Unspeakable evils

Todd Frantzen

To the Editor:

While I agree with Steven Martens’ statement that references to Nazis having no place in political campaigning, I disagree with his mother’s advice to him.

I, too, am of German ancestry and I had a similar conversation with my mother. I remarked to her that I was glad that my grandparents had immigrated to the U.S. before the holocaust. Rather than telling me how the Nazis were a “horrible, murderous people,” she educated me about human nature in general. She started by taking me outside of town and showing me the remnants of the Japanese concentration camp that was built during World War II. Some of my ancestors helped to build and run it. Then she showed me some of my father’s history books about the American Indian massacres and how we had sent small-pox infested blankets to people living on the 19th century version of American concentration camps.

My father continued my education by telling me of the millions of people who died under Stalin. He told me how Pol Pot had killed over a million innocent people for a political idea. Being a Vietnam veteran, he told me the story of how 300 unarmed civilians were killed by American soldiers at the village of Son My (My Lai 4) in 1968. He told me how it wasn’t a momentary loss of control, but instead it was a process that took over two hours, where the soldiers reloaded many times and shot or butchered almost the entire village. Babies were ripped from their mother’s arm and thrown into the air as targets. People were herded into ditches and fired upon until there was no movement. There were pregnant women killed by gunshots and stab wounds to the stomach. My father said the soldiers stopped the killing more from exhaustion and lack of ammunition than from any sense of wrong doing.

Since then I’ve educated myself about human nature. I’ve read of how the same generation of Jews that survived the holocaust, killed thousands of Lebanese and Palestinian invalids and children. I’ve read how Israeli soldiers supervised the massacre of 800 Palestinian refugees in the concentration camps of Shatila and Sabra. I’ve read how in Rwanda the river flowed with the blood and dismembered corpses of the hundreds of thousands of dead and how the Hutu and Tutsi both stormed into hospitals, schools and orphanages and killed the sick and the young. I’ve read how the Serbians have raped, tortured and killed so many of the over 700,000 refugees.

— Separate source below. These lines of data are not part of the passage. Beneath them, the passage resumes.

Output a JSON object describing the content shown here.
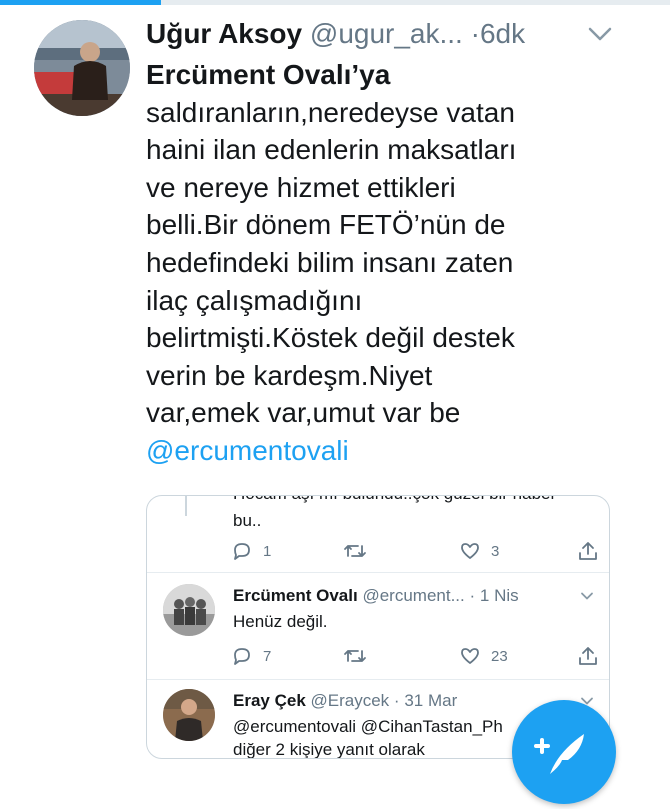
{
  "top_progress": {
    "value": 0.24
  },
  "tweet": {
    "author_name": "Uğur Aksoy",
    "author_handle": "@ugur_ak...",
    "separator": "·",
    "time": "6dk",
    "text_lines": [
      "Ercüment Ovalı’ya",
      "saldıranların,neredeyse vatan",
      "haini ilan edenlerin maksatları",
      "ve nereye hizmet ettikleri",
      "belli.Bir dönem FETÖ’nün de",
      "hedefindeki bilim insanı zaten",
      "ilaç çalışmadığını",
      "belirtmişti.Köstek değil destek",
      "verin be kardeşm.Niyet",
      "var,emek var,umut var be"
    ],
    "mention": "@ercumentovali"
  },
  "quoted": {
    "cutoff_text": "Hocam aşı mı bulundu..çok güzel bir haber",
    "first_tail": "bu..",
    "first_actions": {
      "reply_count": "1",
      "retweet_count": "",
      "like_count": "3"
    },
    "reply1": {
      "name": "Ercüment Ovalı",
      "handle": "@ercument...",
      "separator": "·",
      "date": "1 Nis",
      "text": "Henüz değil.",
      "actions": {
        "reply_count": "7",
        "retweet_count": "",
        "like_count": "23"
      }
    },
    "reply2": {
      "name": "Eray Çek",
      "handle": "@Eraycek",
      "separator": "·",
      "date": "31 Mar",
      "mentions": "@ercumentovali @CihanTastan_Ph",
      "replying_note": "diğer 2 kişiye yanıt olarak"
    }
  },
  "fab": {
    "icon": "compose-tweet-icon"
  },
  "colors": {
    "accent": "#1da1f2",
    "text": "#14171a",
    "muted": "#657786",
    "border": "#ccd6dd"
  }
}
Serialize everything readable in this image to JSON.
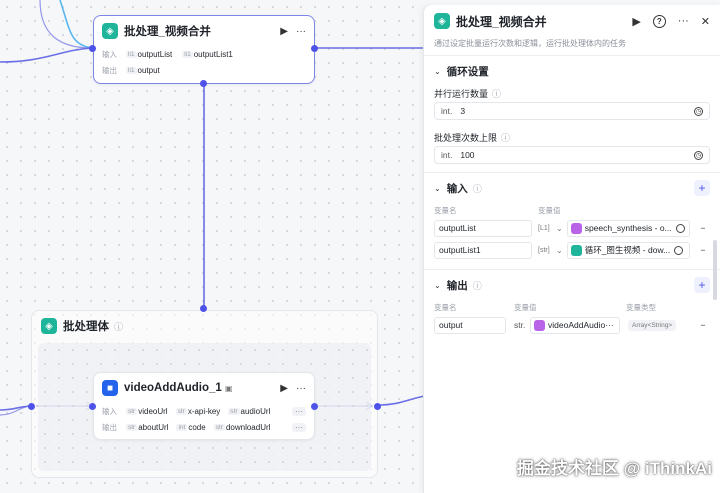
{
  "colors": {
    "accent": "#4d53e8",
    "node_green": "#1fb59a",
    "node_blue": "#2463eb",
    "ref_pink": "#b964e8"
  },
  "merge_node": {
    "title": "批处理_视频合并",
    "icon": "layers-icon",
    "input_label": "输入",
    "output_label": "输出",
    "inputs": [
      {
        "tag": "li1",
        "name": "outputList"
      },
      {
        "tag": "li1",
        "name": "outputList1"
      }
    ],
    "outputs": [
      {
        "tag": "li1",
        "name": "output"
      }
    ]
  },
  "group": {
    "title": "批处理体"
  },
  "video_node": {
    "title": "videoAddAudio_1",
    "icon": "video-icon",
    "input_label": "输入",
    "output_label": "输出",
    "inputs": [
      {
        "tag": "str",
        "name": "videoUrl"
      },
      {
        "tag": "str",
        "name": "x-api-key"
      },
      {
        "tag": "str",
        "name": "audioUrl"
      }
    ],
    "outputs": [
      {
        "tag": "str",
        "name": "aboutUrl"
      },
      {
        "tag": "int",
        "name": "code"
      },
      {
        "tag": "str",
        "name": "downloadUrl"
      }
    ],
    "more_label": "···"
  },
  "panel": {
    "title": "批处理_视频合并",
    "description": "通过设定批量运行次数和逻辑，运行批处理体内的任务",
    "loop_section": "循环设置",
    "parallel_label": "并行运行数量",
    "parallel_type": "int.",
    "parallel_value": "3",
    "max_label": "批处理次数上限",
    "max_type": "int.",
    "max_value": "100",
    "input_section": "输入",
    "input_col_name": "变量名",
    "input_col_value": "变量值",
    "input_rows": [
      {
        "name": "outputList",
        "type": "[L1]",
        "ref": "speech_synthesis - o...",
        "ref_color": "pink"
      },
      {
        "name": "outputList1",
        "type": "[str]",
        "ref": "循环_图生视频 - dow...",
        "ref_color": "teal"
      }
    ],
    "output_section": "输出",
    "output_col_name": "变量名",
    "output_col_value": "变量值",
    "output_col_type": "变量类型",
    "output_rows": [
      {
        "name": "output",
        "type": "str.",
        "ref": "videoAddAudio···",
        "vtype": "Array<String>"
      }
    ]
  },
  "watermark": "掘金技术社区 @ iThinkAi"
}
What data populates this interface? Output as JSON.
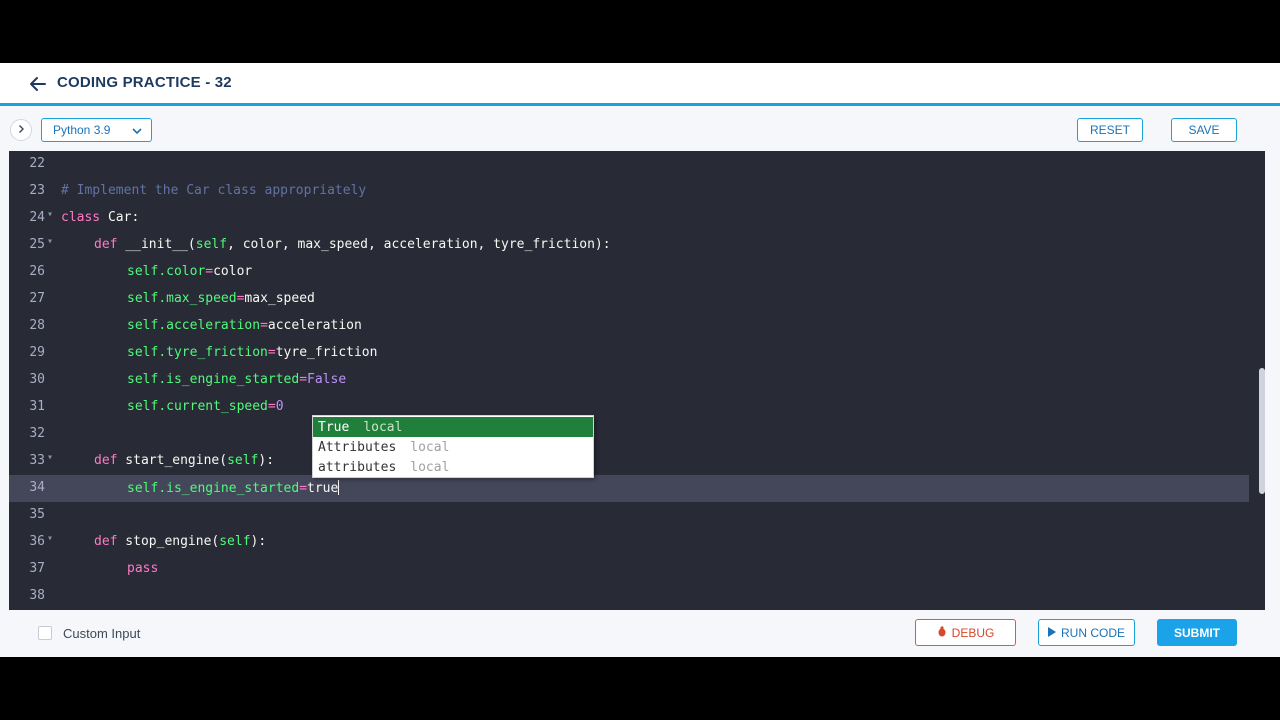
{
  "header": {
    "title": "CODING PRACTICE - 32",
    "back_icon": "arrow-left-icon"
  },
  "toolbar": {
    "language": "Python 3.9",
    "reset_label": "RESET",
    "save_label": "SAVE"
  },
  "editor": {
    "lines": [
      {
        "num": "22"
      },
      {
        "num": "23"
      },
      {
        "num": "24"
      },
      {
        "num": "25"
      },
      {
        "num": "26"
      },
      {
        "num": "27"
      },
      {
        "num": "28"
      },
      {
        "num": "29"
      },
      {
        "num": "30"
      },
      {
        "num": "31"
      },
      {
        "num": "32"
      },
      {
        "num": "33"
      },
      {
        "num": "34"
      },
      {
        "num": "35"
      },
      {
        "num": "36"
      },
      {
        "num": "37"
      },
      {
        "num": "38"
      }
    ],
    "code": {
      "l23": "# Implement the Car class appropriately",
      "l24_kw": "class",
      "l24_rest": " Car:",
      "l25_kw": "def",
      "l25_name": " __init__(",
      "l25_self": "self",
      "l25_rest": ", color, max_speed, acceleration, tyre_friction):",
      "l26_self": "self",
      "l26_attr": ".color",
      "l26_op": "=",
      "l26_val": "color",
      "l27_self": "self",
      "l27_attr": ".max_speed",
      "l27_op": "=",
      "l27_val": "max_speed",
      "l28_self": "self",
      "l28_attr": ".acceleration",
      "l28_op": "=",
      "l28_val": "acceleration",
      "l29_self": "self",
      "l29_attr": ".tyre_friction",
      "l29_op": "=",
      "l29_val": "tyre_friction",
      "l30_self": "self",
      "l30_attr": ".is_engine_started",
      "l30_op": "=",
      "l30_val": "False",
      "l31_self": "self",
      "l31_attr": ".current_speed",
      "l31_op": "=",
      "l31_val": "0",
      "l33_kw": "def",
      "l33_name": " start_engine(",
      "l33_self": "self",
      "l33_rest": "):",
      "l34_self": "self",
      "l34_attr": ".is_engine_started",
      "l34_op": "=",
      "l34_val": "true",
      "l36_kw": "def",
      "l36_name": " stop_engine(",
      "l36_self": "self",
      "l36_rest": "):",
      "l37_kw": "pass"
    },
    "active_line": "34"
  },
  "autocomplete": {
    "items": [
      {
        "label": "True",
        "meta": "local"
      },
      {
        "label": "Attributes",
        "meta": "local"
      },
      {
        "label": "attributes",
        "meta": "local"
      }
    ],
    "selected_index": 0
  },
  "footer": {
    "custom_input_label": "Custom Input",
    "custom_input_checked": false,
    "debug_label": "DEBUG",
    "run_label": "RUN CODE",
    "submit_label": "SUBMIT"
  },
  "colors": {
    "accent": "#1aa3d9",
    "editor_bg": "#282a36",
    "debug": "#e05a3a",
    "submit": "#1aa3e8",
    "autocomplete_selected": "#1f7f3b"
  }
}
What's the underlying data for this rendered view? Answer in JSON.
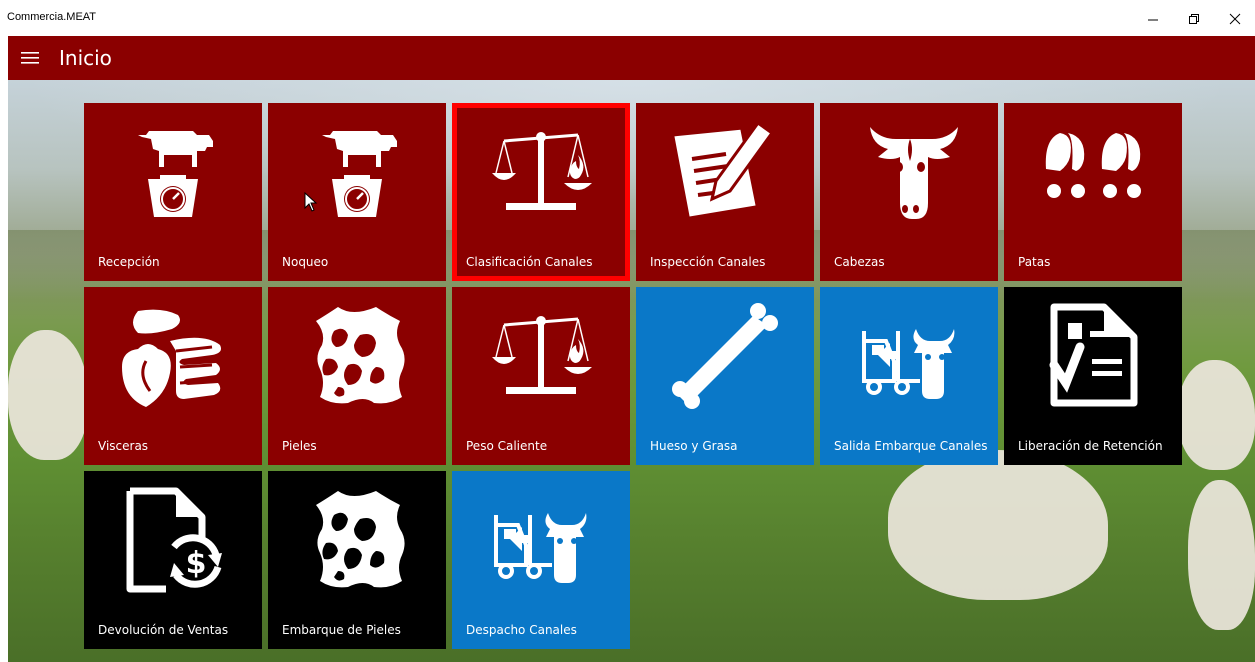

The lesson my mother taught me is, not that the Nazis were a “horrible, murderous people,” but that all people have the ability to commit evil acts.

In reference to the holocaust, I often hear the mantra “never again.”

Yet in the few short years since the holocaust it has happened again…and again. There is a danger in isolating the holocaust as history’s most terrible event. It is even more dangerous to separate the Nazis from the rest of humanity. Tens of millions of the innocent dead are a testament to the thin line that separates us from them.

It is the human race in general that is a “horrible, murderous people.” Why do we commit such terrible acts? Perhaps, because we can. But history will continue to repeat itself until we all realize that given the right time and circumstances, there are few of us that are not capable of unspeakable evil.